You must make patients aware of how and where they can obtain copies of their records. Send a notification letter to patients, post a notice in the office prior to practice closure and/or arrange with the landlord to post a notice at the practice location for a period of time after closure.
Disputes between practitioners or contractual arrangements should not affect the future treatment of patients, restrict patients' rights to choose the dentist of their choice, or limit the access of patients to their dental charts or records.
PHIPA allows a Health Information Custodian (HIC) to disclose personal health information to a potential purchaser for the purpose of assessing and evaluating the operations of the HIC’s practice. In order to do so, the custodian must first have the potential purchaser enter into a confidentiality agreement.
The selling dentist must notify the patients of the practice in writing about the change in ownership.
When the outgoing dentist is unable to notify the patients (because of incapacity or death, for example) the incoming dentist must notify the patients in writing of the circumstances and that patient records are in their possession
The purchase and sale agreement typically contains provisions that transfer the responsibility to retain the records to the purchaser and gives the vendor the right of access to the records if required for the defence of a complaint or a claim against the dentist.
Prior to the sale, review the ongoing treatment needs of individual patients and identify those who are part-way through treatment.
Establish a plan of completion for these patients, with financial arrangements that do not cause them unnecessary hardship.
The purchasing dentist may have a more limited scope of practice or different areas of expertise than the selling dentist. If the completion of treatment will require a referral to a general dentist or dental specialist outside the practice, consider who will make the referral, and the effects on financial arrangements.
Make a plan for retreatment of failed treatment. Include the plan as part of the agreement of purchase and sale.
Consider a transition period in which both dentists work at the practice, and patients have the opportunity to get to know the new dentist. Ideally, the selling dentist will complete treatment and take care of retreatment.
Identify patients with special financial arrangements with the selling dentist (e.g. a payment plan or assignment of dental benefits). The purchasing dentist could either agree to continue those arrangements, or notify patients in advance of any change in office financial policy that will affect them.
The purchasing dentist should discuss in advance with the patient the rationale for performing a comprehensive new patient examination, as well as the related cost. Patients charged a much higher fee than they are accustomed to for their first examination must be informed of the difference between this exam and their usual recall examination.

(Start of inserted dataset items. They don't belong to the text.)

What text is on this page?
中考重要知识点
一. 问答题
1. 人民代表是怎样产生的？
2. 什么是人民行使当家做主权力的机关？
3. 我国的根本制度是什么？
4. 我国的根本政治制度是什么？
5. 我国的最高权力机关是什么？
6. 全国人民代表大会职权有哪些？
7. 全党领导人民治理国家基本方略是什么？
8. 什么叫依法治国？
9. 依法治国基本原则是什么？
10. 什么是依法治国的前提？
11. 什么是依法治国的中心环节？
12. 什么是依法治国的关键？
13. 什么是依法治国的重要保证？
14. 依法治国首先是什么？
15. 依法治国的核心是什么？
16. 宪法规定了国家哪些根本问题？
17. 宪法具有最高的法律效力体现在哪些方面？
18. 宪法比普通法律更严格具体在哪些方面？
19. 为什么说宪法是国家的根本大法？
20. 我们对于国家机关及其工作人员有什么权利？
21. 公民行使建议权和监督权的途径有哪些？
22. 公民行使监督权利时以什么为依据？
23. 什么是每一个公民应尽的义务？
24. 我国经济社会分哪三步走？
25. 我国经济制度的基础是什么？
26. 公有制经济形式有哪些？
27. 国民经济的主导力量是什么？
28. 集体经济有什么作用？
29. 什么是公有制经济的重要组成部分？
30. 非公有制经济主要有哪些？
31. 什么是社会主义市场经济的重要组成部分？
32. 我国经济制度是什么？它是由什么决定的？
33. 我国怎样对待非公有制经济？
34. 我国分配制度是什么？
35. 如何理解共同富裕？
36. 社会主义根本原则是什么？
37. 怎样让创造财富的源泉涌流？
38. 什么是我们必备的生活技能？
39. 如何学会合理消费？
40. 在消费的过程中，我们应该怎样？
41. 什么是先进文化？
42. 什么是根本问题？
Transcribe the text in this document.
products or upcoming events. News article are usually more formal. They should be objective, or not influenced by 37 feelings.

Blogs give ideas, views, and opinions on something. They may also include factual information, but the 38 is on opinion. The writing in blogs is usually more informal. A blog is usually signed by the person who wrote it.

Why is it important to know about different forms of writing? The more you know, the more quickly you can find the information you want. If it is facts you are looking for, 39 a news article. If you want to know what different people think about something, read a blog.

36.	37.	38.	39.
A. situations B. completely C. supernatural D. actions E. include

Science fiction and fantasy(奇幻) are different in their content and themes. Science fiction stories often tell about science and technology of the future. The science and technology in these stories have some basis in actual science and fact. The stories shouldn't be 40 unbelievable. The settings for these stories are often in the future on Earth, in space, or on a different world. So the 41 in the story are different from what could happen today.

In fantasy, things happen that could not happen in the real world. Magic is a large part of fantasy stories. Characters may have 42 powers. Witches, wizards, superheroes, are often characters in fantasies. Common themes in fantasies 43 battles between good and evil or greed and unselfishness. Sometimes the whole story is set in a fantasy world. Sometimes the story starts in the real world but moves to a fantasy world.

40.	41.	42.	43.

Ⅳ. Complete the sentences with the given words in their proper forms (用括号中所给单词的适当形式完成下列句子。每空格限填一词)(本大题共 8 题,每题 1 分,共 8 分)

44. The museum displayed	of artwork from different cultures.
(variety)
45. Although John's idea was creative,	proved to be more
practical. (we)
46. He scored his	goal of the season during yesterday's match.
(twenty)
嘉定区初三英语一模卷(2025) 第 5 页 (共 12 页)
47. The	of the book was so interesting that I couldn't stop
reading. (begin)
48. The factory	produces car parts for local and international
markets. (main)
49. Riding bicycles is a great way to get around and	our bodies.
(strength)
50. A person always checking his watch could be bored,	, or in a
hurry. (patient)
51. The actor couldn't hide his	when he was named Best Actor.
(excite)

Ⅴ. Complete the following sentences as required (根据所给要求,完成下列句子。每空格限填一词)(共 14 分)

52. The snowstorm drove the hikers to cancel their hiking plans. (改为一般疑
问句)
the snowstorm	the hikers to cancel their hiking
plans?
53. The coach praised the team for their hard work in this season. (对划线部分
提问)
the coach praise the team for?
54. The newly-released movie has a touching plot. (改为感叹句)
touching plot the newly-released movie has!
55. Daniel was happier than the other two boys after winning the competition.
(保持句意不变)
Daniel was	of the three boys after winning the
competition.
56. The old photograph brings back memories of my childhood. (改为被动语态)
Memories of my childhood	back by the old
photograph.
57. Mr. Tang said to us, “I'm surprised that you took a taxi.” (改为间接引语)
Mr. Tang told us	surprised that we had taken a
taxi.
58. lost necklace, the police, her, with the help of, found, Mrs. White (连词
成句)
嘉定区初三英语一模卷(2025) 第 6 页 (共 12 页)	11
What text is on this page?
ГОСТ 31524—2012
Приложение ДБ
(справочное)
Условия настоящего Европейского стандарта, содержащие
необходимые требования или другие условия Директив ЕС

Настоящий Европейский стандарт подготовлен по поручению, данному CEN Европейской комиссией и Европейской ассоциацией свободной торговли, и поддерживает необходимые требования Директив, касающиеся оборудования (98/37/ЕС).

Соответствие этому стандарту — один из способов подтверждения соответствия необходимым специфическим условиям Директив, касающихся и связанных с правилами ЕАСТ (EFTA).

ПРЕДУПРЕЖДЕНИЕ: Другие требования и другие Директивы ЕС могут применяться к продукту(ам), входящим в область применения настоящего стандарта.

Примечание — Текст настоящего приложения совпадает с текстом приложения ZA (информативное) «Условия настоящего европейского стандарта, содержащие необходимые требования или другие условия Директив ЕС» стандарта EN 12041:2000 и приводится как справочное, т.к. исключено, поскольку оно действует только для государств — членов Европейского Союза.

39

You should inform the patient of the treatment required. The purchasing dentist should consult with the selling dentist about the treatment provided. If the selling dentist is no longer working in the practice, any release of personal health information will require the patient’s consent.
All dentists, regardless of their expertise, will have outcomes from time to time that were not anticipated and the purchasing dentist may not be aware of circumstances that may have contributed to the failure of the patient’s treatment.
Consider ways to smoothly introduce any change in dental treatment philosophy. Discussing changes in treatment plans with patients will help avoid misunderstandings. Both parties may wish to discuss their respective treatment philosophies at an early stage in the sale negotiations to determine whether the practice is a good fit.
Dentists will continue to be protected indefinitely under the Professional Liability Program for claims arising out of professional services provided to a patient in Ontario while they were a member of the College.